To Rome With Love
AMORE THE MERRIER Baldwin mentors a young acquaintance in the ways of love.
Woody Allen has a long history of following his most masterful creations with misfires, so perhaps it shouldn’t come as a surprise that his first film since Midnight in Paris — the biggest hit of his career — is the most feebleminded, forgettable movie he’s ever made. But it does.
The juxtaposition is nothing short of jarring. I didn’t watch To Rome With Love; I gaped. I couldn’t believe that what I was seeing was so stilted, haphazard, meaningless and borderline amateur hour. Not to mention almost never funny.
The last stop on the legendary writer-director’s world tour (he returns to New York and San Francisco for his next project), the picture is set in the Italian capital and composed of four interwoven, though unrelated, stories. Each is as meandering and pointless as the next, so we may as well begin with the one in which Allen himself appears.
He plays a retired opera director in town to meet his daughter’s (Alison Pill) fiancé and the fiancé's parents. The high points of the vignette include a pair of gags that would have wound up on the cutting-room floor in any previous Allen production. One has Allen’s character claiming he was “ahead of his time” because he once staged Rigoletto with the cast dressed as white mice (huh?). The other consists of his overhearing his prospective in-law (real-life tenor Fabio Armiliato) singing in the shower and resolving to promote him as opera’s next big thing. The problem is, the fiancé can only sing in the shower. See where this is going? No, really, it does.
In a different part of town, which seems more like a parallel universe, Roberto Benigni plays an ordinary schlub who awakes one day to find himself inexplicably famous. The paparazzi follow him everywhere, asking what he had for breakfast, whether he sleeps on his back or his belly. In one scene, a television crew films him as he shaves. It’s such an obvious and tired comment on reality TV culture that one hopes against hope Allen’s script will surprise us by the end of the segment. And it does, but only with the blandness of its observation. He actually has a character say to the baffled star, “You are famous for being famous.”
It gets worse. Newlyweds from a small town arrive in the big city looking for a new start, only to wind up in a hokey bedroom farce. Something to do with Penélope Cruz as a hooker and the loss of the wife’s cellphone.
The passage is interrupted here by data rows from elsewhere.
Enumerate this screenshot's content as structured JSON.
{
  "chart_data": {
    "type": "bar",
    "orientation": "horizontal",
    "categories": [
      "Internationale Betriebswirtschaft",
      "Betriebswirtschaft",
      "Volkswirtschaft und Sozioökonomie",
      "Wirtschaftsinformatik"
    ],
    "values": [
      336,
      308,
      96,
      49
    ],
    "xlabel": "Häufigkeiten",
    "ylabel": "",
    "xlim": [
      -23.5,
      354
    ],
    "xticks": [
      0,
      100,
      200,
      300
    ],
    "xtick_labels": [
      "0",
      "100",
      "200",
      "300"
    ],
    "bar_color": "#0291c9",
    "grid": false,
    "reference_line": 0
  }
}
This is the man who wrote Crimes and Misdemeanors. It never occurs to Allen that she could call her husband’s cell using a land line?
That leaves us with the thread in which Alec Baldwin plays a famous architect whose path crosses that of Jesse Eisenberg. The latter is an architecture student who lives with his girlfriend (Greta Gerwig) on the very street where the older man resided decades before. I guess Baldwin’s character recognizes a younger version of himself. This might account for the way he shadows his new friend, popping up to offer advice on matters of love in a manner likely to strike you as pervy or as a clumsy exercise in magic realism, depending on your point of view. Either way, you’re not likely to laugh a whole lot or find much in the way of fresh insight. Now, if Baldwin had been cast as the paparazzi-plagued Benigni character, we might have had something.
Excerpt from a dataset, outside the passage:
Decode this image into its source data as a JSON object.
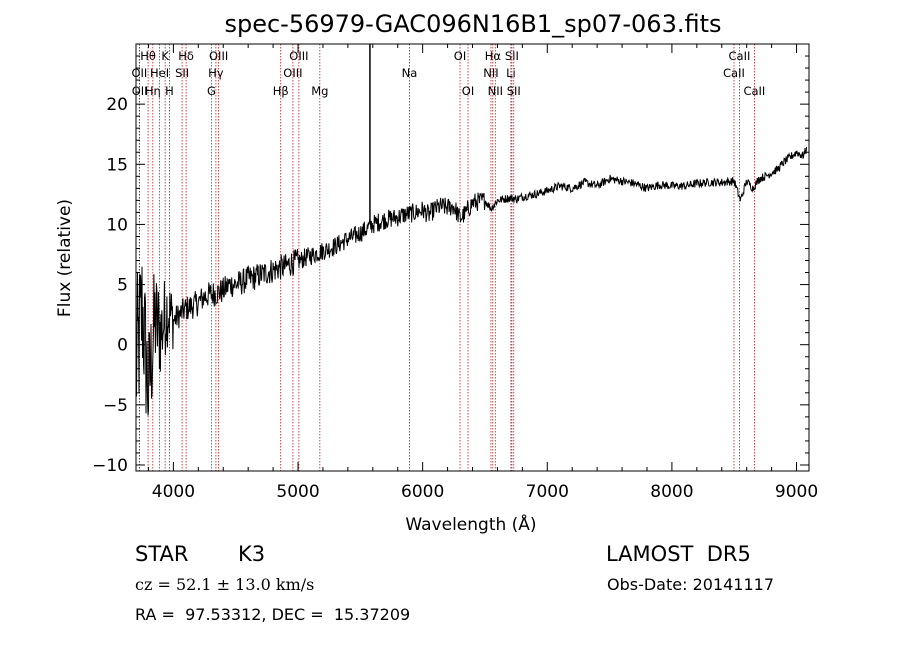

Unfortunately, we don’t. Except for a major letdown. A waste of a lot of great talent and scenery. The low point in one of the cinema’s most remarkable careers. Let’s hope the filmmaker returns to form with his return to the States. In the meantime, I wouldn’t make any plans for a Roman visit. The city may not truly be eternal, but, even at a running time of 109 minutes, Allen’s latest makes it seem that way.